Revolution in the Air (Songs of Bob Dylan Vol 1) by Clinton Heylin

Author:Clinton Heylin
Language: eng
Format: mobi, epub
Publisher: Constable Robinson
Published: 2009-05-31T23:00:00+00:00


{153} CAN YOU PLEASE CRAWL OUT YOUR WINDOW?

Published lyrics: Writings and Drawings; Lyrics 1985; Lyrics 2004.

Known studio recordings: Studio A, NY, July 30, 1965 – 21 takes [45]; October 5, 1965 – 2 takes; ?November 30, 1965 – 10 takes [45 – tk.10] [probably recorded on October 5 in reality].

Dylan’s claim that he abandoned writing sequel songs after the now-lost ‘Mr. Tambourine Man Part 2’ does not bear a great deal of scrutiny. He wrote a couple of sequel songs to ‘Like a Rolling Stone’ in the months following, issuing them as a series of singles that produced progressively more disappointing chart positions. The first of these was almost certainly ‘Can You Please Crawl Out Your Window?’ – a song he did not release until December 1965, but first recorded at the second-album sessions in late July. Its twenty-one starts and five finishes occupied a large chunk of studio time on July 30, and even then he wasn’t entirely happy.
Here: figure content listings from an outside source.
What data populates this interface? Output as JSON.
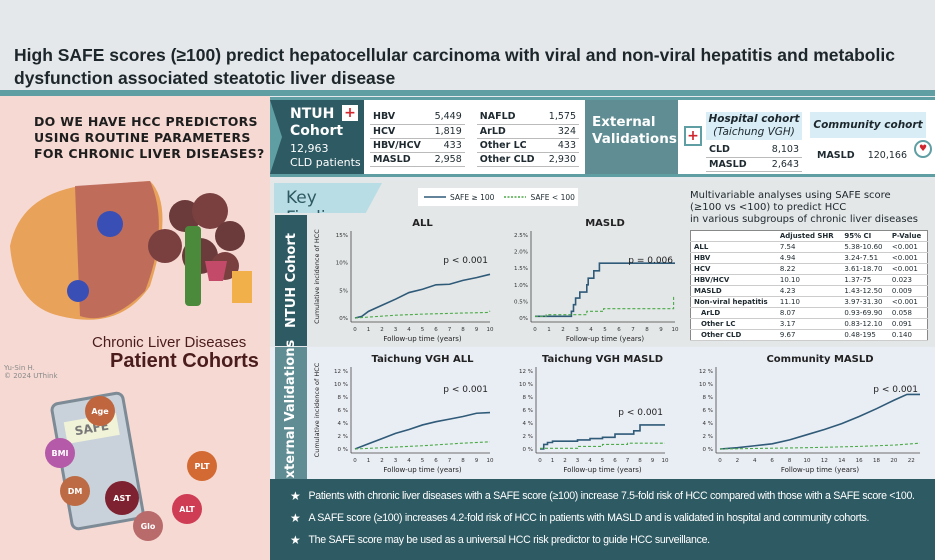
{
  "title": "High SAFE scores (≥100) predict hepatocellular carcinoma with viral and non-viral hepatitis and metabolic dysfunction associated steatotic liver disease",
  "left": {
    "question": [
      "DO WE HAVE HCC PREDICTORS",
      "USING ROUTINE PARAMETERS",
      "FOR CHRONIC LIVER DISEASES?"
    ],
    "label1": "Chronic Liver Diseases",
    "label2": "Patient Cohorts",
    "signature": "Yu-Sin H.",
    "copyright": "© 2024 UThink",
    "calculator": "SAFE",
    "params": [
      {
        "label": "Age",
        "color": "#c0663f"
      },
      {
        "label": "BMI",
        "color": "#b45aa8"
      },
      {
        "label": "DM",
        "color": "#bd6b45"
      },
      {
        "label": "AST",
        "color": "#7e2130"
      },
      {
        "label": "PLT",
        "color": "#d46a33"
      },
      {
        "label": "ALT",
        "color": "#cf3d55"
      },
      {
        "label": "Glo",
        "color": "#b96a6a"
      }
    ]
  },
  "ntuh": {
    "name1": "NTUH",
    "name2": "Cohort",
    "count": "12,963",
    "unit": "CLD patients",
    "rows": [
      [
        "HBV",
        "5,449",
        "NAFLD",
        "1,575"
      ],
      [
        "HCV",
        "1,819",
        "ArLD",
        "324"
      ],
      [
        "HBV/HCV",
        "433",
        "Other LC",
        "433"
      ],
      [
        "MASLD",
        "2,958",
        "Other CLD",
        "2,930"
      ]
    ]
  },
  "external": {
    "label1": "External",
    "label2": "Validations",
    "hospital_title": "Hospital cohort",
    "hospital_sub": "(Taichung VGH)",
    "hospital_rows": [
      [
        "CLD",
        "8,103"
      ],
      [
        "MASLD",
        "2,643"
      ]
    ],
    "community_title": "Community cohort",
    "community_rows": [
      [
        "MASLD",
        "120,166"
      ]
    ]
  },
  "key_findings": "Key Findings",
  "legend": {
    "high": "SAFE ≥ 100",
    "low": "SAFE < 100",
    "high_color": "#2f5a78",
    "low_color": "#4caa48"
  },
  "ntuh_label": "NTUH Cohort",
  "ev_label": "External Validations",
  "chart_data": [
    {
      "type": "line",
      "title": "ALL",
      "xlabel": "Follow-up time (years)",
      "ylabel": "Cumulative incidence of HCC",
      "xlim": [
        0,
        10
      ],
      "xticks": [
        0,
        1,
        2,
        3,
        4,
        5,
        6,
        7,
        8,
        9,
        10
      ],
      "ylim": [
        0,
        15
      ],
      "yticks": [
        "0%",
        "5%",
        "10%",
        "15%"
      ],
      "ytickvals": [
        0,
        5,
        10,
        15
      ],
      "pvalue": "p < 0.001",
      "series": [
        {
          "name": "SAFE ≥ 100",
          "x": [
            0,
            0.5,
            1,
            2,
            3,
            4,
            5,
            6,
            7,
            8,
            9,
            10
          ],
          "y": [
            0,
            0.3,
            1.2,
            2.3,
            3.4,
            4.6,
            5.2,
            6,
            6.1,
            6.8,
            7.3,
            7.9
          ]
        },
        {
          "name": "SAFE < 100",
          "x": [
            0,
            3,
            5,
            8,
            9.9,
            10
          ],
          "y": [
            0,
            0.5,
            0.7,
            0.9,
            1.0,
            1.3
          ]
        }
      ]
    },
    {
      "type": "line",
      "step": true,
      "title": "MASLD",
      "xlabel": "Follow-up time (years)",
      "ylabel": "",
      "xlim": [
        0,
        10
      ],
      "xticks": [
        0,
        1,
        2,
        3,
        4,
        5,
        6,
        7,
        8,
        9,
        10
      ],
      "ylim": [
        0,
        2.5
      ],
      "yticks": [
        "0%",
        "0.5%",
        "1.0%",
        "1.5%",
        "2.0%",
        "2.5%"
      ],
      "ytickvals": [
        0,
        0.5,
        1,
        1.5,
        2,
        2.5
      ],
      "pvalue": "p = 0.006",
      "series": [
        {
          "name": "SAFE ≥ 100",
          "x": [
            0,
            2.6,
            2.75,
            2.9,
            3.2,
            3.7,
            3.8,
            4.2,
            4.6,
            10
          ],
          "y": [
            0.05,
            0.2,
            0.4,
            0.6,
            0.78,
            1.0,
            1.2,
            1.42,
            1.65,
            1.65
          ]
        },
        {
          "name": "SAFE < 100",
          "x": [
            0,
            0.8,
            3.5,
            3.7,
            4.9,
            9.9,
            10
          ],
          "y": [
            0.05,
            0.1,
            0.1,
            0.2,
            0.28,
            0.62,
            0.62
          ]
        }
      ]
    },
    {
      "type": "line",
      "title": "Taichung VGH ALL",
      "xlabel": "Follow-up time (years)",
      "ylabel": "Cumulative incidence of HCC",
      "xlim": [
        0,
        10
      ],
      "xticks": [
        0,
        1,
        2,
        3,
        4,
        5,
        6,
        7,
        8,
        9,
        10
      ],
      "ylim": [
        0,
        12
      ],
      "yticks": [
        "0 %",
        "2 %",
        "4 %",
        "6 %",
        "8 %",
        "10 %",
        "12 %"
      ],
      "ytickvals": [
        0,
        2,
        4,
        6,
        8,
        10,
        12
      ],
      "pvalue": "p < 0.001",
      "series": [
        {
          "name": "SAFE ≥ 100",
          "x": [
            0,
            1,
            2,
            3,
            4,
            5,
            6,
            7,
            8,
            9,
            10
          ],
          "y": [
            0,
            0.8,
            1.6,
            2.4,
            3.0,
            3.7,
            4.2,
            4.6,
            5.0,
            5.5,
            5.6
          ]
        },
        {
          "name": "SAFE < 100",
          "x": [
            0,
            5,
            8,
            10
          ],
          "y": [
            0,
            0.5,
            0.9,
            1.1
          ]
        }
      ]
    },
    {
      "type": "line",
      "step": true,
      "title": "Taichung VGH MASLD",
      "xlabel": "Follow-up time (years)",
      "ylabel": "",
      "xlim": [
        0,
        10
      ],
      "xticks": [
        0,
        1,
        2,
        3,
        4,
        5,
        6,
        7,
        8,
        9,
        10
      ],
      "ylim": [
        0,
        12
      ],
      "yticks": [
        "0 %",
        "2 %",
        "4 %",
        "6 %",
        "8 %",
        "10 %",
        "12 %"
      ],
      "ytickvals": [
        0,
        2,
        4,
        6,
        8,
        10,
        12
      ],
      "pvalue": "p < 0.001",
      "series": [
        {
          "name": "SAFE ≥ 100",
          "x": [
            0,
            0.3,
            0.6,
            1,
            3,
            4,
            5,
            6,
            7.5,
            8,
            10
          ],
          "y": [
            0,
            0.7,
            1.0,
            1.2,
            1.4,
            1.6,
            1.8,
            2.3,
            2.8,
            3.7,
            3.7
          ]
        },
        {
          "name": "SAFE < 100",
          "x": [
            0,
            3,
            5,
            7,
            10
          ],
          "y": [
            0.1,
            0.4,
            0.7,
            0.9,
            0.9
          ]
        }
      ]
    },
    {
      "type": "line",
      "title": "Community MASLD",
      "xlabel": "Follow-up time (years)",
      "ylabel": "",
      "xlim": [
        0,
        23
      ],
      "xticks": [
        0,
        2,
        4,
        6,
        8,
        10,
        12,
        14,
        16,
        18,
        20,
        22
      ],
      "ylim": [
        0,
        12
      ],
      "yticks": [
        "0 %",
        "2 %",
        "4 %",
        "6 %",
        "8 %",
        "10 %",
        "12 %"
      ],
      "ytickvals": [
        0,
        2,
        4,
        6,
        8,
        10,
        12
      ],
      "pvalue": "p < 0.001",
      "series": [
        {
          "name": "SAFE ≥ 100",
          "x": [
            0,
            2,
            4,
            6,
            8,
            10,
            12,
            14,
            16,
            18,
            20,
            21.5,
            23
          ],
          "y": [
            0,
            0.2,
            0.5,
            0.8,
            1.4,
            2.2,
            3.0,
            3.9,
            5.0,
            6.2,
            7.5,
            8.4,
            8.4
          ]
        },
        {
          "name": "SAFE < 100",
          "x": [
            0,
            10,
            16,
            20,
            23
          ],
          "y": [
            0,
            0.2,
            0.4,
            0.6,
            0.9
          ]
        }
      ]
    }
  ],
  "multivariable": {
    "title": [
      "Multivariable analyses using SAFE score",
      "(≥100 vs <100) to predict HCC",
      "in various subgroups of chronic liver diseases"
    ],
    "headers": [
      "",
      "Adjusted SHR",
      "95% CI",
      "P-Value"
    ],
    "rows": [
      [
        "ALL",
        "7.54",
        "5.38-10.60",
        "<0.001"
      ],
      [
        "HBV",
        "4.94",
        "3.24-7.51",
        "<0.001"
      ],
      [
        "HCV",
        "8.22",
        "3.61-18.70",
        "<0.001"
      ],
      [
        "HBV/HCV",
        "10.10",
        "1.37-75",
        "0.023"
      ],
      [
        "MASLD",
        "4.23",
        "1.43-12.50",
        "0.009"
      ],
      [
        "Non-viral hepatitis",
        "11.10",
        "3.97-31.30",
        "<0.001"
      ],
      [
        "ArLD",
        "8.07",
        "0.93-69.90",
        "0.058"
      ],
      [
        "Other LC",
        "3.17",
        "0.83-12.10",
        "0.091"
      ],
      [
        "Other CLD",
        "9.67",
        "0.48-195",
        "0.140"
      ]
    ]
  },
  "conclusions": [
    "Patients with chronic liver diseases with a SAFE score (≥100) increase 7.5-fold risk of HCC compared with those with a SAFE score <100.",
    "A SAFE score (≥100) increases 4.2-fold risk of HCC in patients with MASLD and is validated in hospital and community cohorts.",
    "The SAFE score may be used as a universal HCC risk predictor to guide HCC surveillance."
  ]
}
The reason this song occupied Dylan and the musicians so long is unclear, though Bloomfield had his own chaos theory about the sessions as a whole that seems particularly pertinent here: ‘No one had any idea what the music was supposed to sound like. . . . The sound was a matter of pure chance. . . . The producer did not tell people what to play or have a sound in mind. . . . It was a result of chucklefucking, of people stepping on each other’s dicks until it came out right.’ Bassist Harvey Brooks confirms that new producer Bob Johnston – who replaced Wilson after he and Dylan had a fundamental falling out, as artists and producers sometimes do – was largely a bystander to proceedings: ‘Johnston was there just to keep it going. He was supposed to say if somebody was in tune or out of tune, but that was a useless concept.’
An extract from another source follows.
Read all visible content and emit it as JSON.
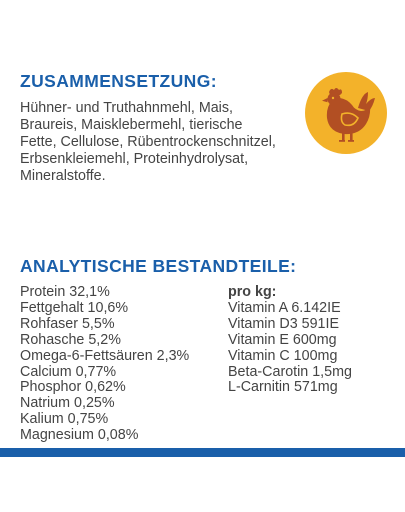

In the case of ‘Can You Please Crawl Out Your Window?’ Dylan seemed to want the thing out of tune. After twenty-one takes, the one that was put on the Highway 61 test-pressing features an off-key rhythm guitar (Dylan’s, I suspect) throughout. That a more musical take was available was confirmed when Columbia managed to accidentally release another July 30 take of the song on the A side of early copies of ‘Positively Fourth Street.’
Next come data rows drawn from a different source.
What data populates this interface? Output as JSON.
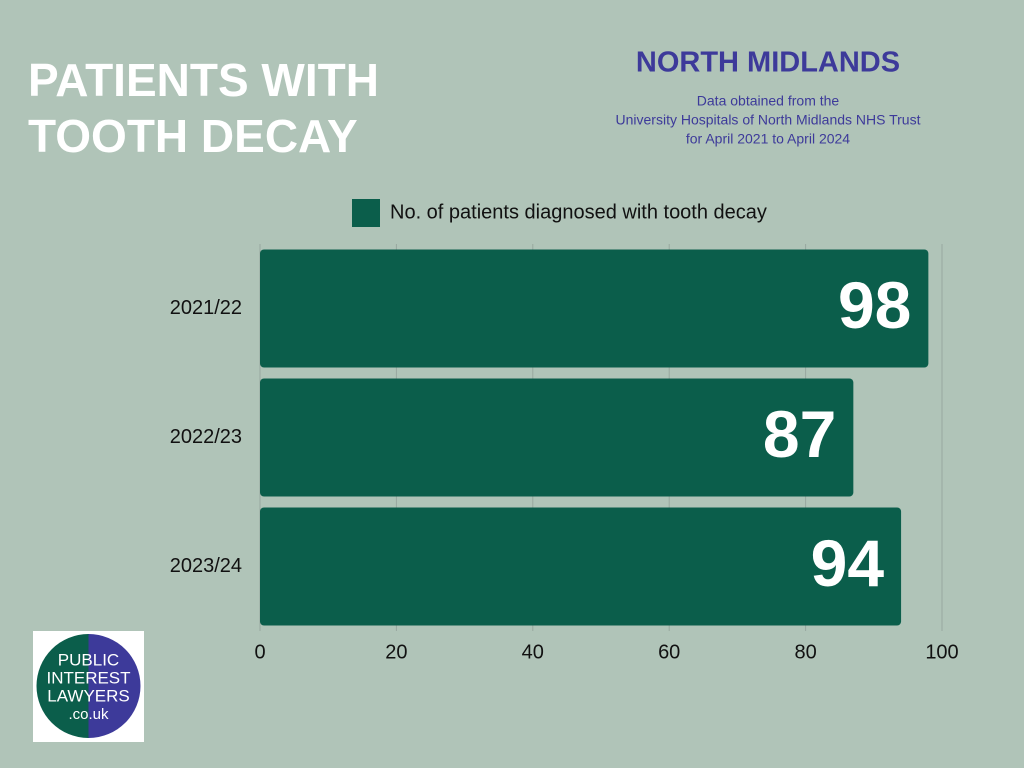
{
  "chart_data": {
    "type": "bar",
    "orientation": "horizontal",
    "title": "PATIENTS WITH TOOTH DECAY",
    "subtitle": "NORTH MIDLANDS",
    "notes": [
      "Data obtained from the",
      "University Hospitals of North Midlands NHS Trust",
      "for April 2021 to April 2024"
    ],
    "categories": [
      "2021/22",
      "2022/23",
      "2023/24"
    ],
    "series": [
      {
        "name": "No. of patients diagnosed with tooth decay",
        "color": "#0b5e4b",
        "values": [
          98,
          87,
          94
        ]
      }
    ],
    "xlim": [
      0,
      100
    ],
    "xticks": [
      0,
      20,
      40,
      60,
      80,
      100
    ],
    "grid": true
  },
  "logo": {
    "lines": [
      "PUBLIC",
      "INTEREST",
      "LAWYERS",
      ".co.uk"
    ]
  }
}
For once, one has some sympathy for the label. With a song title like this, who knew what it actually sounded like? ‘Can You Please . . .’ certainly wouldn’t have been much of a clue, as that particular phrase doesn’t appear anywhere in the song. Dylan generally sings, ‘Ah, c’mon, crawl out your window.’ In Columbia’s cardex system it was initially filed under the title on the studio sheet – ‘Look at Barry Run’ – while ‘Positively Fourth Street’ had itself been filed under ‘Black Dalli Rue.’ Gee, I wonder why they mixed ’em up?

The song demonstrates very little compassion for this particular Miss Lonely, even when she seems to be on the receiving end of a rather violent man (‘your face is so bruised’).